I learned very little in music school that was of direct value to me as a musician. (Though it has been useful as an academic.) My mission as an educator is to fill some of the yawning gaps in the standard curriculum.

2 replies on “What’s missing from music theory class?”

  1. As usual, you present good insights as well as a great deal of oversimplification.

    Regarding the value of melody, harmony and form in pop music, your definition of “pop music” seems to be “what people typically produce” as opposed to “what people prefer to listen to”. Because the vast majority of what people produce has a very limited exposure, duration and following. That is not to diminish its value as an activity, but it is difficult to say that something is “pop music” when it isn’t objectively popular.

    If you tried to apply your characterization of popular music to chart-topping songs, you would see that you miss the mark. Most chart-topping songs are highly structured with common forms, very well crafted melodies and definite harmonic changes. This is true for any of the various common genres like R&B, country, rock as well as the genre specifically called pop (and more and more, even rap). For example, when people go out to sing karaoke, are you saying that they choose songs without melodies, forms and chord changes?

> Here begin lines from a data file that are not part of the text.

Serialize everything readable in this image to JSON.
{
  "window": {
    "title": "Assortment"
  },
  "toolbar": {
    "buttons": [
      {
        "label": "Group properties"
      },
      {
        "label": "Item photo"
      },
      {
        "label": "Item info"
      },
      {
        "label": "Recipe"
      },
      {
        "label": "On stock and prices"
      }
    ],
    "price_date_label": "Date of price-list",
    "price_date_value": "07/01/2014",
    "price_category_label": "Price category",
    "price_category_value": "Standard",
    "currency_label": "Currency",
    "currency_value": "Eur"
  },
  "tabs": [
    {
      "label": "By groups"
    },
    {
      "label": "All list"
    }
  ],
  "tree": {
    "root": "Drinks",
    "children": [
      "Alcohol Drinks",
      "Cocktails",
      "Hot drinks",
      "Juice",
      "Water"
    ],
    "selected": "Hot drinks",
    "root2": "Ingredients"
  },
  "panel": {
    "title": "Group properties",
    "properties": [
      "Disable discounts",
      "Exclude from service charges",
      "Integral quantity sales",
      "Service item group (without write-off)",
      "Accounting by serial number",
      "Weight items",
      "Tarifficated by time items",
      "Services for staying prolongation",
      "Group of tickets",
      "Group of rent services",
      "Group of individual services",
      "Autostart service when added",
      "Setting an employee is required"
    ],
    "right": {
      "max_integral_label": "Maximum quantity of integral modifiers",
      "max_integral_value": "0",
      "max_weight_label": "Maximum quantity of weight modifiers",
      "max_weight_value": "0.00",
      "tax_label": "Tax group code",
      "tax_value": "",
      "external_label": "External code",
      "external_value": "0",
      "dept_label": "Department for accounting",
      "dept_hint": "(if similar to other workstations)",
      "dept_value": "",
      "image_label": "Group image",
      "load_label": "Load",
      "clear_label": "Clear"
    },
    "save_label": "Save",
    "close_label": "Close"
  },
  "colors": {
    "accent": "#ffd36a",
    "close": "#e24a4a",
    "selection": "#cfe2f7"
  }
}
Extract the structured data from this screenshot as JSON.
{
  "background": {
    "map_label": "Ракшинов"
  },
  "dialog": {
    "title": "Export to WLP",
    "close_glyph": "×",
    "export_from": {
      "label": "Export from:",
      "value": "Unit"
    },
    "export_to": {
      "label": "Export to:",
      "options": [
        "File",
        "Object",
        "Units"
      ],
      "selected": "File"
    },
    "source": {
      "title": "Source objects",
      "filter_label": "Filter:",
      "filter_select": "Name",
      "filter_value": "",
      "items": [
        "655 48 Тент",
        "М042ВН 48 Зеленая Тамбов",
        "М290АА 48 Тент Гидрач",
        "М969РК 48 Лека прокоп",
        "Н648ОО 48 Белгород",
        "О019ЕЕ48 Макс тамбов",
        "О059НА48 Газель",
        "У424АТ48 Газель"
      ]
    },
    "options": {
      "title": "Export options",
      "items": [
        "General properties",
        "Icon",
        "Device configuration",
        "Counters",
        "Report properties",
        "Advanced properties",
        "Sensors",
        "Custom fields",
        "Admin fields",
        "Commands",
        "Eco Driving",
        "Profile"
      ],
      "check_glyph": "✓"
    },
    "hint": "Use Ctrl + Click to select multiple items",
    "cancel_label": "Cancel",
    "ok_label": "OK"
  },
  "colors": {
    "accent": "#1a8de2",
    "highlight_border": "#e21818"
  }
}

    Charts or karaoke are not the final word on what constitutes popularity, or quality. And the trends you talk about are real: less emphasis on melody, harmony and form and more on rhythm, groove and texture.

    But they are rather an alternative and complimentary set of ideas. Eurocentric musical craft has been distilled into a musical language and a set of tools for expression. Learning it can only help your capabilities as a musician, composer and producer. Actually utilizing it will probably help you immensely to produce something that people like.

  2. I think the questioner’s equating modern pop to “rock/blues” already shows a lot of confusion. Pop music, by definition now, is about recordings and production, in the way you describe. Rock is from the mid-20th century, written largely by songwriters at instruments, more about the live show than the recording. And blues is an almost acoustic aesthetic, using a musical language that was developed before we had electric guitars. In some ways they’re all similar, sure, but in the ways that you’re describing, Ethan, they’re worlds apart.

    I can imagine B.B. King, everyone from Led Zeppelin, and Christina Aguilera (with her production team)- or better, Avicii- sitting in a Theory 101 class, reviewing their major and minor scales, classical rhythmic reading, and that the ii chord in major keys is a minor chord. They probably all know that information- after all, it’s all over- but it’s laughable to tell them that it’s “the theory of their craft”, since their craft is based on everything you describe above as much or more than it is on traditional harmony.